Tydzień Trybunalski Niedziela, 02 listopada 201444
O to, jak faktycznie wyglądał proces decyzyjny w sprawie wiatraka, zapytaliśmy wójta gminy Wola Krzysztoporska Romana Drozdka.
Jak to jest z wiatrakiem w Krzyżanowie?

- To właściwie jak to jest z tym wiatrakiem w Krzyżanowie?
- Roman Drozdek: Wiele osób zadaje sobie pytanie, o co chodzi z tą budową elektrowni wiatrowej w Krzyżanowie. Często pojawiające się sprzeczne i - co należy podkreślić - często nieprawdziwe informacje utrudniają wyrobienie sobie jednoznacznego poglądu na ten temat. W prasie przez różne osoby podnoszone jest twierdzenie, że elektrownia wiatrowa w Krzyżanowie stanowi zagrożenie dla bezpieczeństwa samolotów startujących i lądujących na lotnisku w Piotrkowie Trybunalskim, że decyzję zezwalającą na realizację inwestycji podjął wójt gminy Wola Krzysztoporska, i to z rażącym naruszeniem prawa.... Te twierdzenia są nieprawdziwe.

- Czy wójt gminy Wola Krzysztoporska mógł nie wydać decyzji o warunkach zabudowy?
- Zacząć należy od tego, że w państwie prawa właściciela gruntu w sposobie jego zagospodarowania ograniczać mogą jedynie przepisy prawa. Aby uzyskać prawo do budowy obiektu, inwestor powinien najpierw wystąpić o wydanie decyzji o warunkach zabudowy. Decyzja taka nie przesądza (!!!), że zamierzenie nią objęte będzie realizowane. Nie rodzi ona praw do terenu i nie uprawnia do rozpoczęcia robót budowlanych. Decyzja o warunkach zabudowy określa jedynie, na jakich warunkach przedsięwzięcie w niej opisane może podlegać wykonaniu, i jej wydanie w przedmiotowej sprawie należało do wójta gminy Wola Krzysztoporska. Natomiast przedmiot inwestycji podlega dalszym szczegółowym ustaleniom na podstawie przepisów prawa budowlanego w odrębnym postępowaniu na etapie ubiegania się inwestora o wydanie pozwolenia na budowę i zatwierdzenia projektu budowlanego. Decyzję pozwalającą na budowę w przedmiotowej sprawie wydało Starostwo Powiatowe w Piotrkowie Trybunalskim. A zatem twierdzenia przedstawicieli Aeroklubu Ziemi Piotrkowskiej, że wójt gminy Wola Krzysztoporska zadecydował o posadowieniu elektrowni wiatrowej w Krzyżanowie są nieprawdziwe. Wynika to już z określonych ustawą kompetencji wójta, który takiego uprawnienia nie posiada.
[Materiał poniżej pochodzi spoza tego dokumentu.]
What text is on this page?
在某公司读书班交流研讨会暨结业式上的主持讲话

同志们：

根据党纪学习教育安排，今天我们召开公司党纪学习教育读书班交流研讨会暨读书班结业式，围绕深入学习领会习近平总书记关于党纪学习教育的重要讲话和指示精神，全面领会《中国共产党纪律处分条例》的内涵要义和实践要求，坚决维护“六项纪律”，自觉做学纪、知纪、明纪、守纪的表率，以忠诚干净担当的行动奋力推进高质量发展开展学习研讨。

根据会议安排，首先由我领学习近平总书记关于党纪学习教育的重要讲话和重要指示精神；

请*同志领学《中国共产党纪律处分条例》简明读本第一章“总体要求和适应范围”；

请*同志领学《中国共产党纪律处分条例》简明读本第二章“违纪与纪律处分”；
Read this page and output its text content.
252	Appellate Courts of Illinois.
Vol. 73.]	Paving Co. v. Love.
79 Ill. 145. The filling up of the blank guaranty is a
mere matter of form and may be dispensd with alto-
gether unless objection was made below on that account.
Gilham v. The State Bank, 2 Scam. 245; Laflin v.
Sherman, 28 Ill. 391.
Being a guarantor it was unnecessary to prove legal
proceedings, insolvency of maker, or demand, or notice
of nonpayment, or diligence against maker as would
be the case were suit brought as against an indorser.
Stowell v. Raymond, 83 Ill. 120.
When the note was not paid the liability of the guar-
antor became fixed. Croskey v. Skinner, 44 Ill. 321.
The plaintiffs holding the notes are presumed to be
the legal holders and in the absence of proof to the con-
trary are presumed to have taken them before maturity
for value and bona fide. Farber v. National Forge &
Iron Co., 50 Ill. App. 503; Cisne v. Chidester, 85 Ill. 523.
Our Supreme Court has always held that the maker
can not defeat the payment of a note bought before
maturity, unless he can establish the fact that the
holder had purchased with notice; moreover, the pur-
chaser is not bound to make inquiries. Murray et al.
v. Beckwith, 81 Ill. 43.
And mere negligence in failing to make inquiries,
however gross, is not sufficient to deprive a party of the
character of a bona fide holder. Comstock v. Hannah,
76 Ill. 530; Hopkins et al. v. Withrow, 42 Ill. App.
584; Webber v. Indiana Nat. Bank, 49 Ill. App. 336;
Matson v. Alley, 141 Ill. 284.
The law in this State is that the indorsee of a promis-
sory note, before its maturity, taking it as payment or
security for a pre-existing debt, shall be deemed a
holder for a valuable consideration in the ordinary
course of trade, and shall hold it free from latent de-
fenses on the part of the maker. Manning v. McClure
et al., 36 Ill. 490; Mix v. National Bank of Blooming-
- Ustalając warunki zabudowy, wójt musiał konsultować się z odpowiednimi, kompetentnymi i uprawnionymi do wydania opinii instytucjami...
- Dla wydania warunków zabudowy dla budowy elektrowni wiatrowej w Krzyżanowie kluczowym było uzyskanie uzgodnienia Urzędu Lotnictwa Cywilnego, który to zobowiązany jest wypowiedzieć się, czy planowany do budowy obiekt może stanowić zagrożenie dla startujących i lądujących statków powietrznych. Prezes Urzędu Lotnictwa Cywilnego, po przeprowadzeniu stosownej analizy, wydał w dniu 21 marca 2013 r. postanowienie, w którym dopuścił budowę elektrowni wiatrowej w Krzyżanowie pod warunkiem, że jej całkowita wysokość nie przekroczy 95 m. Postanowienie, które wydał, zostało przekazane do Aeroklubu Polska czyli jednostki nadrzędnej w stosunku do Aeroklubu Ziemi Piotrkowskiej. Wydając uzgodnienie, prezes ULC wziął pod uwagę między innymi to, że elektrownia wiatrowa będzie zlokalizowana 3,4 km od końca pasa startowego piotrkowskiego lotniska i w jego opinii nie zagraża bezpieczeństwu startujących i lądujących tam samolotów.
Wójt gminy Wola Krzysztoporska ustalił więc warunki zabudowy dla planowanego przedsięwzięcia, uwzględniając treść uzgodnienia prezesa Urzędu Lotnictwa Cywilnego. Warto dodać, że organ wydający decyzję jest związany podjętym uzgodnieniem, co oznacza, że nie może wydać decyzji sprzecznej z nim. Wójt nie mógł więc wydać innej decyzji!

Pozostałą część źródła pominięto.